DB: We hear that people like you, who were leaking before the war, and Snowden now, are putting people's lives in jeopardy, endangering the people. We hear that secrecy is necessary to prevent terrorist attacks, and that many have been prevented by this kind of secrecy, investigation, wiretapping and bugging that's going on now.
KG: There is absolutely no evidence that my leaks in any way endangered anybody else.
DB: But you were accused of that.
KG: Yes, they love to throw accusations around, there's no doubt about that. But in my case, the majority of views supported my actions. In Snowden's case, people who have a fair and just understanding of the issues at-large are supportive of his actions, as they would be of Private Manning, who is currently on trial.
DB: Did you lose any friends or associates, over this?
KG: Ironically, not really. Many of my friends and colleagues from GCHQ have also left GCHQ, partly to progress in their professions. They didn't see much chance for their linguistic skills progressing much further within GCHQ and I continue to be in touch with them.

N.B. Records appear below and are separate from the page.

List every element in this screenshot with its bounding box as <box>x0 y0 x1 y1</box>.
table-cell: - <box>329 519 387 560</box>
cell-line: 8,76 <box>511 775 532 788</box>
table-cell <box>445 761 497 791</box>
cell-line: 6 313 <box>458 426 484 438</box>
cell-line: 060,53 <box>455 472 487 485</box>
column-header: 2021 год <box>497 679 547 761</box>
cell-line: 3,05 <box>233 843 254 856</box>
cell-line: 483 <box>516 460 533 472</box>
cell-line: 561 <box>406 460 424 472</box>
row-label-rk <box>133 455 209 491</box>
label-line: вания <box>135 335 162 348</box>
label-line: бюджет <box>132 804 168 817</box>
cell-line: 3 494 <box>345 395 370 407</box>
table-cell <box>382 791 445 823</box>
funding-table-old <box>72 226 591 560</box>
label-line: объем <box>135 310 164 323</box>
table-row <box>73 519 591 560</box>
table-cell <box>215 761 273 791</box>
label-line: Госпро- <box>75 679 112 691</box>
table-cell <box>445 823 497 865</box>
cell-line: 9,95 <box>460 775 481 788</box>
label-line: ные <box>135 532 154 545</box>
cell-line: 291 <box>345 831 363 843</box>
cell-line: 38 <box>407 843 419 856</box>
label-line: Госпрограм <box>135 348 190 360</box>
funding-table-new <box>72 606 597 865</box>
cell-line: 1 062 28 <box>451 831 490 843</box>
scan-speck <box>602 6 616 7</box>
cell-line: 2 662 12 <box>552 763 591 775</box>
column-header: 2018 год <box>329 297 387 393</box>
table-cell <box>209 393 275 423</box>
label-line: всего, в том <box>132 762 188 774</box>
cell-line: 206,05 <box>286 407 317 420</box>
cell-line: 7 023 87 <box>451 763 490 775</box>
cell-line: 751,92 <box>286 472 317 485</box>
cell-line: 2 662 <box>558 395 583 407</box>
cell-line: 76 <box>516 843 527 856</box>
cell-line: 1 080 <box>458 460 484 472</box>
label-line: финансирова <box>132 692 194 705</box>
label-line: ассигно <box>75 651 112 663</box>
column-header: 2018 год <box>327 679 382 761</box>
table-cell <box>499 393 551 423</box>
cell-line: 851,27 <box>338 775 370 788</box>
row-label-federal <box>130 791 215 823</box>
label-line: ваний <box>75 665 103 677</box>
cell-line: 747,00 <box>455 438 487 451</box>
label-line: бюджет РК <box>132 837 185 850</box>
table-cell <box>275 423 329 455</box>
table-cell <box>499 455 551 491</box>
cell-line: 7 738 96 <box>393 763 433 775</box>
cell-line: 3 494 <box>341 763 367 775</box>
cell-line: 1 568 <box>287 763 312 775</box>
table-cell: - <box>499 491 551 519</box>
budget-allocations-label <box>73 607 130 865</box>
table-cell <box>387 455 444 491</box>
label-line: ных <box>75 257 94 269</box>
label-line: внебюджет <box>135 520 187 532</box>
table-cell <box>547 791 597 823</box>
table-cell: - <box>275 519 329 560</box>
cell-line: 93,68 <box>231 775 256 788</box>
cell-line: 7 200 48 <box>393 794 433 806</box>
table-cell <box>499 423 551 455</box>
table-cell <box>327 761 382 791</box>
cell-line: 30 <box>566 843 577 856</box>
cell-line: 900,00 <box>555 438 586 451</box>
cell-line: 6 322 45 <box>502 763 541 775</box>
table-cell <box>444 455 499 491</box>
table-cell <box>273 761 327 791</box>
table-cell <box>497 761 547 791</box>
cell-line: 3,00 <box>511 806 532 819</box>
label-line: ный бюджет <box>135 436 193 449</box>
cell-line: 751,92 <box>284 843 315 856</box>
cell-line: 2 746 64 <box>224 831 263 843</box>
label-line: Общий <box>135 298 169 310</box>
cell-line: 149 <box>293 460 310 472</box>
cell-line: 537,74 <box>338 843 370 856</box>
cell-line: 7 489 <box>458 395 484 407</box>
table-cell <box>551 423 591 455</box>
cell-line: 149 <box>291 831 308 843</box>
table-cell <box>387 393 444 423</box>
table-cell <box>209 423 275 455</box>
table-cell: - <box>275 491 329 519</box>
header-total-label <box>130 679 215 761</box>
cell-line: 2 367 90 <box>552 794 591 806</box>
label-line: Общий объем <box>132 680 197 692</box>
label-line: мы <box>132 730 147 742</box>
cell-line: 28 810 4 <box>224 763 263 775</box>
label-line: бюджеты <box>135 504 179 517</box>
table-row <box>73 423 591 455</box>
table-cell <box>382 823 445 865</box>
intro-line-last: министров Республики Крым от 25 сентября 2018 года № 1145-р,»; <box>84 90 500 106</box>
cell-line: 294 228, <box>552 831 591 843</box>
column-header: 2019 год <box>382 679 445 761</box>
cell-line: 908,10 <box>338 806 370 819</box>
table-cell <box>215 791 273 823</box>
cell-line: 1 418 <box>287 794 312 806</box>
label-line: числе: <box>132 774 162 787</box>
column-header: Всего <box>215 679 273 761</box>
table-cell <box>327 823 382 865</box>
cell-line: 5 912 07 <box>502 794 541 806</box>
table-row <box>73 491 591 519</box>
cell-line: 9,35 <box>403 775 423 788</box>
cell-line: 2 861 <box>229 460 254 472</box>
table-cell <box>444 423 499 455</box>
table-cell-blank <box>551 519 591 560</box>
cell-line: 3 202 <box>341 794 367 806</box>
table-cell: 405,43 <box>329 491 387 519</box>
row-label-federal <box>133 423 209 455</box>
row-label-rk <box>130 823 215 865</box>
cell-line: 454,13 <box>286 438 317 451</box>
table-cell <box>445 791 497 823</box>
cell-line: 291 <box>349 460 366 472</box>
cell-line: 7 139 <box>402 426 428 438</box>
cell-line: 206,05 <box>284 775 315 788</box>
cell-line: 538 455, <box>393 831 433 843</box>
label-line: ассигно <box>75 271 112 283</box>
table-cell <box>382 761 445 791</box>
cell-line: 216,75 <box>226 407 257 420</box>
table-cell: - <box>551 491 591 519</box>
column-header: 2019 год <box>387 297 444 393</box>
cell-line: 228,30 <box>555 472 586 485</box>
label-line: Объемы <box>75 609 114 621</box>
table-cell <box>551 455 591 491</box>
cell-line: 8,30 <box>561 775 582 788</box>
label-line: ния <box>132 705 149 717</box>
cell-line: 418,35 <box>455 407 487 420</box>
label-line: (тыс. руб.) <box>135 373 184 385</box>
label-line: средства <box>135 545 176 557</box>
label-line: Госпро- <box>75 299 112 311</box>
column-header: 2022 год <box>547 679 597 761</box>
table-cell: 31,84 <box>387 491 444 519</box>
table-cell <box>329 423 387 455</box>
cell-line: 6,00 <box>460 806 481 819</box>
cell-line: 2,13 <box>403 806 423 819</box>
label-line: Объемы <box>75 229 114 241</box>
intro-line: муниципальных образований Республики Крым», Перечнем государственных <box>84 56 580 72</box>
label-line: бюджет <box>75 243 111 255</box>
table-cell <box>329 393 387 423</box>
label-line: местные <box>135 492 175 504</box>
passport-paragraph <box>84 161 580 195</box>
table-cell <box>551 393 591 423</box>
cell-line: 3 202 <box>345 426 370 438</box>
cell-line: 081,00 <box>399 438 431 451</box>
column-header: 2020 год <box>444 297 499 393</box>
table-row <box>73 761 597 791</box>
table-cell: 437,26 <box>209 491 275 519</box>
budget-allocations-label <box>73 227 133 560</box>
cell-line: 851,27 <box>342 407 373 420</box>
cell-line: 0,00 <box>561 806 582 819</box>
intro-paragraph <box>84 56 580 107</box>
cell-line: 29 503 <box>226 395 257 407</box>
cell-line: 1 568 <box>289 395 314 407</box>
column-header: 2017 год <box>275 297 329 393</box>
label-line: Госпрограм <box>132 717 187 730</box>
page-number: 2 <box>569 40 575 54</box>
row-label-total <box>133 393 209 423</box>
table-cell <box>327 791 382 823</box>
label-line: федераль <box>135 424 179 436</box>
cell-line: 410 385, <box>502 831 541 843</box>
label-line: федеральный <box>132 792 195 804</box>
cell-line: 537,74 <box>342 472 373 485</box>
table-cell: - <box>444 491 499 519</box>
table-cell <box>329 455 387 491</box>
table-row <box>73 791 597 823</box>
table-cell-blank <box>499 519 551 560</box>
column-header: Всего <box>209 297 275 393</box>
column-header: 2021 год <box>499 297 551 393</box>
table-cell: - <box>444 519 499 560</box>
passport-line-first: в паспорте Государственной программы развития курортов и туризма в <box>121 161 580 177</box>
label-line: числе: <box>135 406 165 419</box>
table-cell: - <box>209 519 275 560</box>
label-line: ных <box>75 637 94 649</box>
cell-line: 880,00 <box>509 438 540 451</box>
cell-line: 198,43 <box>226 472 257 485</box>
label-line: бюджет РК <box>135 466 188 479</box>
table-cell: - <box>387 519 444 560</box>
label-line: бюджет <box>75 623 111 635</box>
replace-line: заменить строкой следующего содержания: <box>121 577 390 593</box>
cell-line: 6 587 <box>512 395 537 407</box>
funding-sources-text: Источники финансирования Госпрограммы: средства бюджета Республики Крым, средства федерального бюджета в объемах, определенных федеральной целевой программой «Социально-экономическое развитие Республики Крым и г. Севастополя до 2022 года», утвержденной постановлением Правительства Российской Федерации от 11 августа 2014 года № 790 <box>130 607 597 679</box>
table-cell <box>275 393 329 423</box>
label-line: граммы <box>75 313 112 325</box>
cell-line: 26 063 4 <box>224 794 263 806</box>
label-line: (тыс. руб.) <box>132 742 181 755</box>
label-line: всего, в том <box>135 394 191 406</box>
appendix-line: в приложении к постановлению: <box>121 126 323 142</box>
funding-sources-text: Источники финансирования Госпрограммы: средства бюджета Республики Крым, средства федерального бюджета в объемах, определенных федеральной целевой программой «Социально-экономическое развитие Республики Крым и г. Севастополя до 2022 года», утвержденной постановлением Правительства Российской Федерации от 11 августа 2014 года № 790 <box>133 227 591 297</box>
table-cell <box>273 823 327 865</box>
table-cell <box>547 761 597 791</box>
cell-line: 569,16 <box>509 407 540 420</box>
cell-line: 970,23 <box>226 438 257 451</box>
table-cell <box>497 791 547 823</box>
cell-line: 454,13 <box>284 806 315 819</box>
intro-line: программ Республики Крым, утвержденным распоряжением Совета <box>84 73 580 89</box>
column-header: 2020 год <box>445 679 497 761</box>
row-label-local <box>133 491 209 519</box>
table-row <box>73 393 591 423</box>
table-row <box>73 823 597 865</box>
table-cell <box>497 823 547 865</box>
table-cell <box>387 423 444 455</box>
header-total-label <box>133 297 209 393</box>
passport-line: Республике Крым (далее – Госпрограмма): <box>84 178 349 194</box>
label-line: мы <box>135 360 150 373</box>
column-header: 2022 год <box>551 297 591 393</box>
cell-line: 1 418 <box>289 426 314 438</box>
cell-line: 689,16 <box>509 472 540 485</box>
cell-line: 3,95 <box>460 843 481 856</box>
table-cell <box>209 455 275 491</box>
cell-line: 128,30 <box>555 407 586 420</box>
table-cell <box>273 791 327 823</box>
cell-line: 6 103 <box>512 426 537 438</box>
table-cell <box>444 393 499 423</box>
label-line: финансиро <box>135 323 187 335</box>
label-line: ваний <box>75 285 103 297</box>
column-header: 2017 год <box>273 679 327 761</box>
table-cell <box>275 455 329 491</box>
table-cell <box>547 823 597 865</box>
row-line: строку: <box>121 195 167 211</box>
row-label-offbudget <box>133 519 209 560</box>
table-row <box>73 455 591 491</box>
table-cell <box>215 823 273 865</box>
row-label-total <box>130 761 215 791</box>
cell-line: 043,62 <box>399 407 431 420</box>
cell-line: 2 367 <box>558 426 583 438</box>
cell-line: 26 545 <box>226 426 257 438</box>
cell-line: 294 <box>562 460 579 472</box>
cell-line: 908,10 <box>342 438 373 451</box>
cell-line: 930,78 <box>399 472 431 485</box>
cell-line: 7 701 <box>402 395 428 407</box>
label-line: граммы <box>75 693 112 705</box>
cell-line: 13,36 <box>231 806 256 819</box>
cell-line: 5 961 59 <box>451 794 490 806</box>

DB: If you had it all to do over again, would you?
KG: That's a difficult question. Now I'm married and have a child. I would hope that I would still do it, but perhaps I would be more savvy about how I did it. Snowden was very clued-up and seems to know exactly what he should be doing -- how to stay safe and keep out of the way of being unjustly arrested and tried without due process of law.
DB: Your language skills. Are you using them now?
KG: Not now. I'm only fluent in Mandarin Chinese. I speak some Japanese and am now trying to learn Turkish.
DB: That may in handy in the next decade or so. Thank you for talking to us.